Reproducción de la columna ‘Las Palabras’ publicada en la edición 2244 de la revista ‘Caretas’.


Las mypes psicotrópicas

 

Si hay un ámbito del conocimiento en el que la superchería reemplaza al diagnóstico, se fuerza a las cifras y se secuestra la verdad, este es el del narcotráfico. Precisamente uno de los asuntos donde es más importante un conocimiento preciso de la realidad.

¿El Perú es, como se estuvo diciendo en las semanas pasadas, el ‘primer productor mundial de cocaína’ o solo el segundo? ¿Debe considerarse primariamente al SL-VRAE como un ‘cartel’ de narcotráfico o no? ¿Cuán grande e importante es el narcotráfico en el Perú con relación a las otras actividades económicas? ¿Quiénes son los narcotraficantes peruanos de hoy y cómo comparan con los narcos colombianos del pasado y los mexicanos del presente?

Dado que en nuestro país se conoce menos sobre la realidad del narcotráfico peruano que del colombiano o el mexicano, IDL-Reporteros (http://reporteros.pe), la publicación digital de periodismo de investigación que dirijo, encargó, hace varias semanas, a la periodista Romina Mella hacer un reportaje sobre quién es quién en el narcotráfico del Perú hoy; cómo trafican; por cuáles rutas exportan; y cuánto ganan.

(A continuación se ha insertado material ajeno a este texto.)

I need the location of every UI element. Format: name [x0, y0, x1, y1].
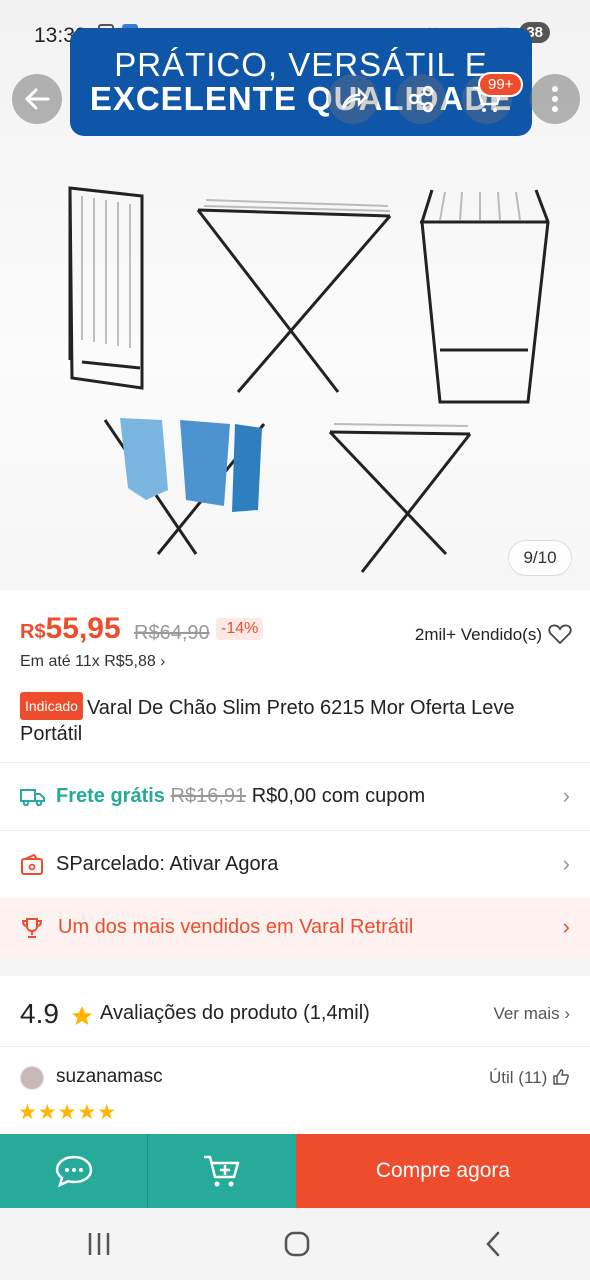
chevron-right-icon: ›	[562, 783, 570, 808]
promo-banner: PRÁTICO, VERSÁTIL E EXCELENTE QUALIDADE	[70, 28, 532, 136]
sold-count: 2mil+ Vendido(s)	[414, 625, 542, 644]
product-image-carousel[interactable]: 13:39 oo ✕ ≋ ▂▄▆ 38 PRÁTICO, VERSÁTIL E …	[0, 0, 590, 590]
product-page: 13:39 oo ✕ ≋ ▂▄▆ 38 PRÁTICO, VERSÁTIL E …	[0, 0, 590, 1280]
buy-now-button[interactable]: Compre agora	[296, 1134, 590, 1208]
share-arrow-icon	[341, 86, 368, 109]
home-icon[interactable]	[283, 1230, 311, 1258]
chevron-right-icon: ›	[562, 914, 570, 939]
thumbs-up-icon	[553, 1069, 569, 1085]
truck-icon	[20, 789, 45, 807]
star-icon	[72, 1006, 92, 1025]
image-counter: 9/10	[508, 540, 572, 576]
chat-button[interactable]	[0, 1134, 148, 1208]
banner-line-1: PRÁTICO, VERSÁTIL E	[114, 46, 488, 83]
top-seller-row[interactable]: Um dos mais vendidos em Varal Retrátil ›	[0, 898, 590, 958]
add-to-cart-icon	[204, 1155, 240, 1187]
social-share-button[interactable]	[396, 74, 446, 124]
price-currency: R$	[20, 621, 46, 643]
shipping-info: Frete grátis R$16,91 R$0,00 com cupom	[56, 785, 425, 808]
chevron-right-icon: ›	[562, 851, 570, 876]
more-options-button[interactable]	[530, 74, 580, 124]
rating-score: 4.9	[20, 998, 59, 1029]
indicado-tag: Indicado	[20, 692, 83, 720]
wallet-icon	[21, 853, 43, 875]
see-more-link[interactable]: Ver mais ›	[493, 1004, 570, 1024]
sparcelado-label: SParcelado: Ativar Agora	[56, 853, 279, 875]
see-more-label: Ver mais	[493, 1004, 560, 1023]
shipping-new-price: R$0,00 com cupom	[251, 785, 426, 807]
free-shipping-label: Frete grátis	[56, 785, 165, 807]
back-button[interactable]	[12, 74, 62, 124]
reviews-title-text: Avaliações do produto	[100, 1002, 298, 1024]
chat-icon	[55, 1155, 92, 1188]
product-info: R$55,95 R$64,90 -14% 2mil+ Vendido(s) Em…	[0, 590, 590, 762]
trophy-icon	[21, 918, 43, 938]
useful-label: Útil (11)	[489, 1068, 548, 1087]
reviews-title: Avaliações do produto (1,4mil)	[100, 1002, 370, 1025]
shipping-old-price: R$16,91	[170, 785, 247, 807]
recent-apps-icon[interactable]	[85, 1231, 113, 1257]
top-seller-label: Um dos mais vendidos em Varal Retrátil	[58, 916, 414, 938]
heart-icon[interactable]	[548, 623, 572, 645]
shipping-row[interactable]: Frete grátis R$16,91 R$0,00 com cupom ›	[0, 762, 590, 830]
chevron-right-icon: ›	[160, 653, 166, 670]
original-price: R$64,90	[134, 622, 210, 644]
installments-link[interactable]: Em até 11x R$5,88 ›	[20, 653, 165, 671]
more-vertical-icon	[552, 86, 558, 112]
system-nav-bar	[0, 1208, 590, 1280]
add-to-cart-button[interactable]	[148, 1134, 296, 1208]
product-title: Indicado Varal De Chão Slim Preto 6215 Mo…	[20, 692, 576, 747]
installments-text: Em até 11x R$5,88	[20, 653, 156, 670]
share-nodes-icon	[408, 85, 434, 113]
avatar	[20, 1066, 44, 1090]
sparcelado-row[interactable]: SParcelado: Ativar Agora ›	[0, 830, 590, 898]
reviewer-name: suzanamasc	[56, 1066, 163, 1087]
chevron-right-icon: ›	[564, 1004, 570, 1023]
current-price: R$55,95	[20, 612, 121, 646]
share-button[interactable]	[328, 74, 378, 124]
nav-back-icon[interactable]	[481, 1230, 505, 1258]
price-value: 55,95	[45, 612, 121, 645]
buy-now-label: Compre agora	[375, 1159, 511, 1182]
reviews-section: 4.9 Avaliações do produto (1,4mil) Ver m…	[0, 976, 590, 1134]
cart-count-badge: 99+	[478, 72, 524, 97]
reviews-count: (1,4mil)	[303, 1002, 370, 1024]
bottom-action-bar: Compre agora	[0, 1134, 590, 1208]
divider	[0, 1046, 590, 1047]
useful-button[interactable]: Útil (11)	[489, 1068, 570, 1088]
review-stars: ★★★★★	[18, 1101, 118, 1124]
discount-badge: -14%	[216, 618, 264, 640]
arrow-left-icon	[24, 88, 50, 110]
product-title-text: Varal De Chão Slim Preto 6215 Mor Oferta…	[20, 697, 515, 745]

DESPUÉS de un largo trabajo, el reportaje de Mella ha sido publicado en siete entregas (serán ocho en total), que describen a los protagonistas del narcotráfico, sus modos de trabajo, y el cálculo de sus ingresos.

Dada la naturaleza del reportaje y el horizonte que abarca, (las principales áreas y organizaciones de narcotráfico del país), su descripción de cada región u organización es necesariamente somera, aunque contiene detalles sorprendentes y reveladores.

Como es obvio, recomiendo que lo lean, sobre todo si les interesa el tema (¡debería interesarles!) y desean tener una opinión informada. Mientras se deciden, les adelanto algunos de los datos y análisis que emergen del reportaje.

¿Está dedicado el SL-VRAE al narcotráfico? SL-VRAE (la organización senderista bajo el mando de los hermanos Quispe Palomino, que repudia a Abimael Guzmán y actúa sobre todo dentro del VRAE), proporciona, según la información precisa del reportaje, un servicio de seguridad para las caravanas de cargachos (mochileros) y narcoarrieros que quieren contratarlo, y cobra por ello. También utiliza a su propia gente para sacar la droga del Valle, cuando un narcotraficante los contrata. Por lo general, su protección comprende el traslado de la droga desde la selva del VRAE hasta un punto de acopio en los Andes. Salvo uno que otro experimento, no se dedican a cultivar coca ni a producir cocaína en forma independiente.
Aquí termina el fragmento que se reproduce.